Scientific classification
- Kingdom: Animalia
- Phylum: Chordata
- Class: Aves
- Clade: Strisores
- Order: Caprimulgiformes
- Family: Caprimulgidae
- Genus: Caprimulgus
- Species: C. solala
- Binomial name: Caprimulgus solala Safford, Ash, Duckworth, Telfer & Zewdie, 1995

= Nechisar nightjar =

- Genus: Caprimulgus
- Species: solala
- Authority: Safford, Ash, Duckworth, Telfer & Zewdie, 1995
- Conservation status: VU

Species of bird

The Nechisar nightjar (Caprimulgus solala) is a species of nightjar in the family Caprimulgidae.

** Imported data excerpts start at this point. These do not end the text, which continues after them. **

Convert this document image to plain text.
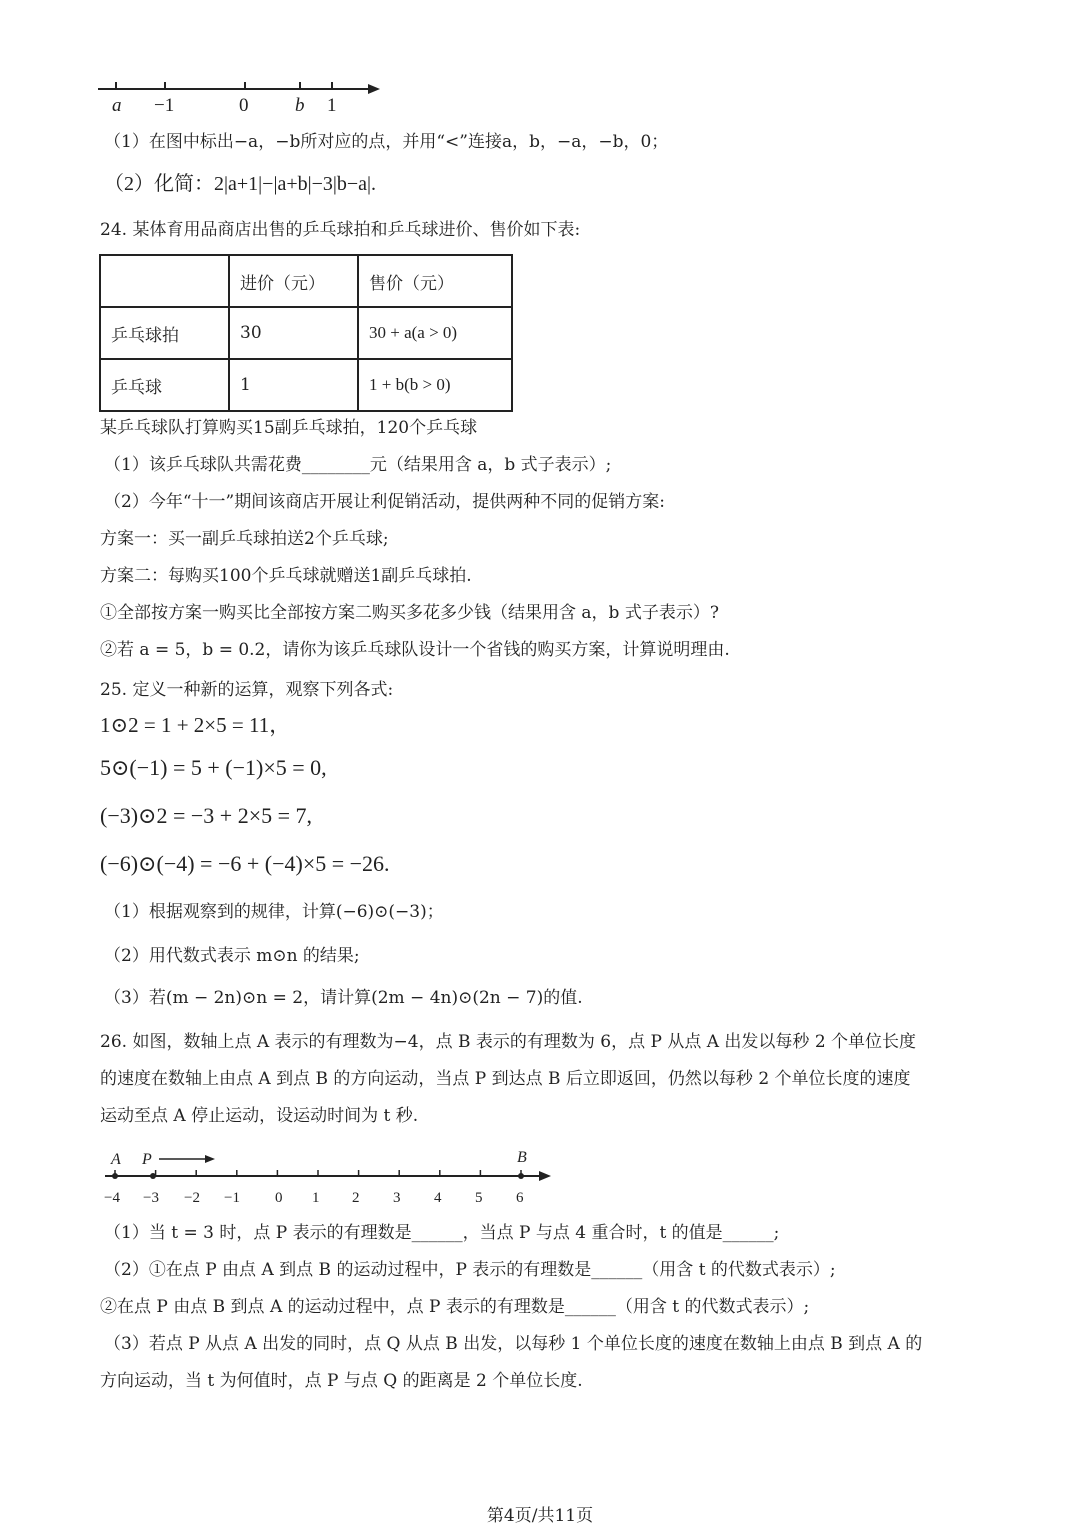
a −1	0 b 1
（1）在图中标出−a，−b所对应的点，并用“<”连接a，b，−a，−b，0；
（2）化简：2|a+1|−|a+b|−3|b−a|.
24. 某体育用品商店出售的乒乓球拍和乒乓球进价、售价如下表:
	进价（元）	售价（元）
乒乓球拍	30	30 + a(a > 0)
乒乓球	1	1 + b(b > 0)
某乒乓球队打算购买15副乒乓球拍，120个乒乓球
（1）该乒乓球队共需花费________元（结果用含 a，b 式子表示）;
（2）今年“十一”期间该商店开展让利促销活动，提供两种不同的促销方案:
方案一：买一副乒乓球拍送2个乒乓球;
方案二：每购买100个乒乓球就赠送1副乒乓球拍.
①全部按方案一购买比全部按方案二购买多花多少钱（结果用含 a，b 式子表示）?
②若 a = 5，b = 0.2，请你为该乒乓球队设计一个省钱的购买方案，计算说明理由.
25. 定义一种新的运算，观察下列各式:
1⊙2 = 1 + 2×5 = 11，
5⊙(−1) = 5 + (−1)×5 = 0,
(−3)⊙2 = −3 + 2×5 = 7,
(−6)⊙(−4) = −6 + (−4)×5 = −26.
（1）根据观察到的规律，计算(−6)⊙(−3)；
（2）用代数式表示 m⊙n 的结果;
（3）若(m − 2n)⊙n = 2，请计算(2m − 4n)⊙(2n − 7)的值.
26. 如图，数轴上点 A 表示的有理数为−4，点 B 表示的有理数为 6，点 P 从点 A 出发以每秒 2 个单位长度
的速度在数轴上由点 A 到点 B 的方向运动，当点 P 到达点 B 后立即返回，仍然以每秒 2 个单位长度的速度
运动至点 A 停止运动，设运动时间为 t 秒.
A P	B
−4 −3 −2 −1 0 1 2 3 4 5 6
（1）当 t = 3 时，点 P 表示的有理数是______，当点 P 与点 4 重合时，t 的值是______;
（2）①在点 P 由点 A 到点 B 的运动过程中，P 表示的有理数是______（用含 t 的代数式表示）;
②在点 P 由点 B 到点 A 的运动过程中，点 P 表示的有理数是______（用含 t 的代数式表示）;
（3）若点 P 从点 A 出发的同时，点 Q 从点 B 出发，以每秒 1 个单位长度的速度在数轴上由点 B 到点 A 的
方向运动，当 t 为何值时，点 P 与点 Q 的距离是 2 个单位长度.
第4页/共11页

It is now thought to be a hybrid. It is endemic to Ethiopia.

The species was first discovered in 1990 when researchers discovered a decomposing specimen in the Nechisar National Park. After bringing back a single wing from the specimen to the Natural History Museum in London, it was determined to be a previously unknown species, based on a combination of its wing length and the position of a white patch on the outer primaries. Its specific name, solala, means "only a wing".

Its natural habitat is subtropical. It is probably endemic to Nechisar National Park.

In 2025, researchers taking DNA samples from the Nechisar specimen and other African nightjars concluded that the individual was likely a hybrid of a female Standard-winged Nightjar and a male Freckled Nightjar. This hybrid combination would be a first confirmed case of hybridization of Old World nightjars.